危険なのは「スマホ依存」の状態が続くと記憶力に支障が生じる可能性があることだ。実際、スマホの長時間使用に伴う認知症のような状態に悩まされる人は増えている。認知症の専門医で「もの忘れ外来」を開設する奥村歩さんが解説する。
「ここ10年、来院する人の年齢層は大きく引き下がっています。特にいまは30〜50代の働き盛りの世代が多く、『もの忘れがひどくなり、家事や仕事に支障をきたしている』と悩んでいます。彼らに共通していたのはスマホやパソコンなどのIT機器を長時間使っていること。診察の結果、認知症ではなく過剰な情報を脳の司令塔の役割を果たす『前頭前野』で処理しきれず、脳疲労を起こしたことが原因だとわかりました」
奥村さんが脳機能検査などで調べた結果、前頭前野がフリーズした状態にある患者も多いことがわかった。
「特に脳疲労を加速させているのが、電車の中や歩いているときに目的もなくネットサーフィンをする“ながらスマホ”です。一日のうち一定の時間、脳がぼんやりした状態にあることは大変重要で、脳はこの時間で情報を整理し、記憶を定着させています。よって、その時間が充分に取れなくなると、記憶する力は一気に低下してしまうのです」(奥村さん)

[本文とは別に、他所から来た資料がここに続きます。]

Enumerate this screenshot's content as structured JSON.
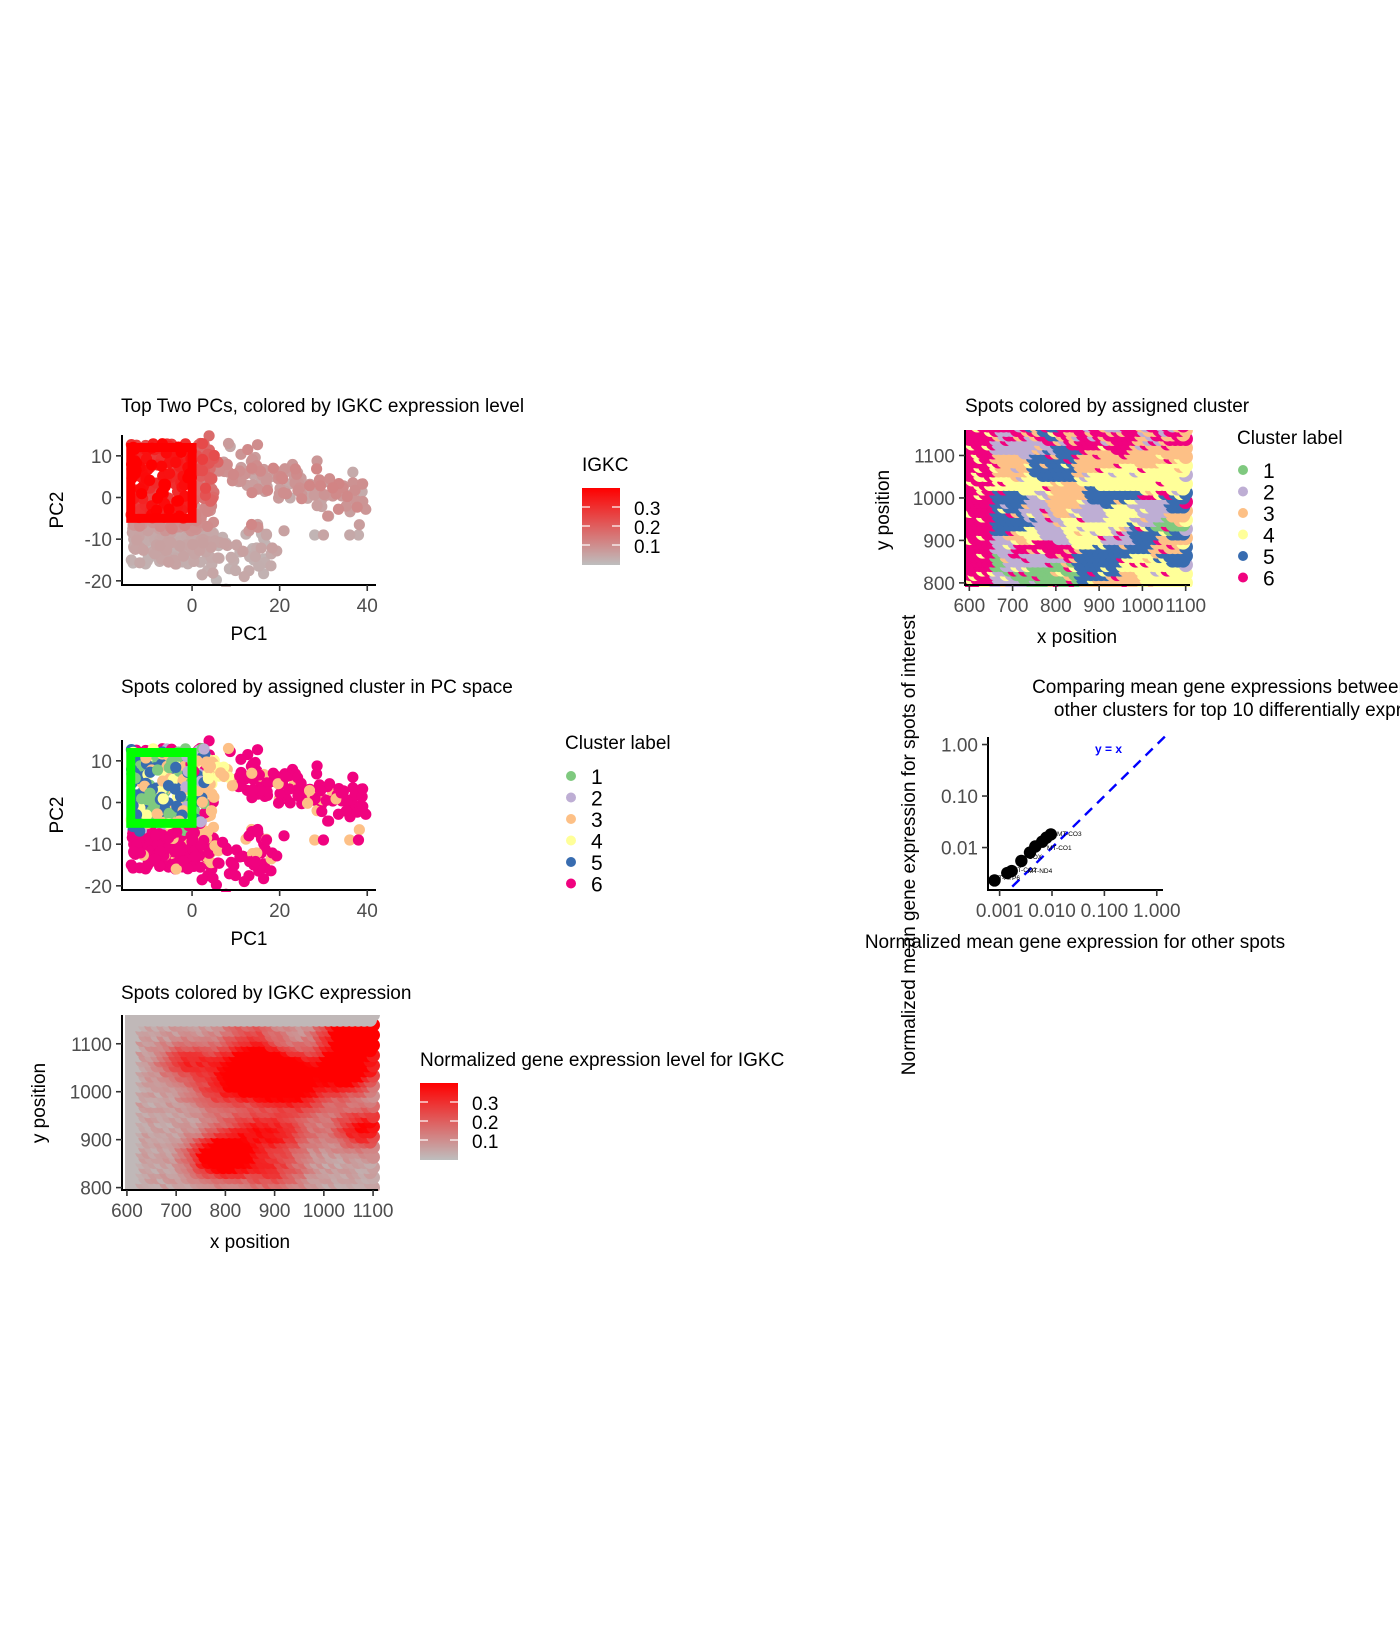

記憶力とともに集中力が失われることも懸念される。実際、米テキサス大学の心理学者エイドリアン・ウォード氏が800人を対象に行った実験によれば、スマホを机の上またはポケットに入れたまま課題を行ったグループと、別の部屋に置くように指示されたグループを比較したところ、前者の成績が著しく低く、とくにスマホを机の上に置いていたグループの成績は最低だったという。
いかにスマホが、そこに存在するだけで集中力を削ぐかがわかるだろう。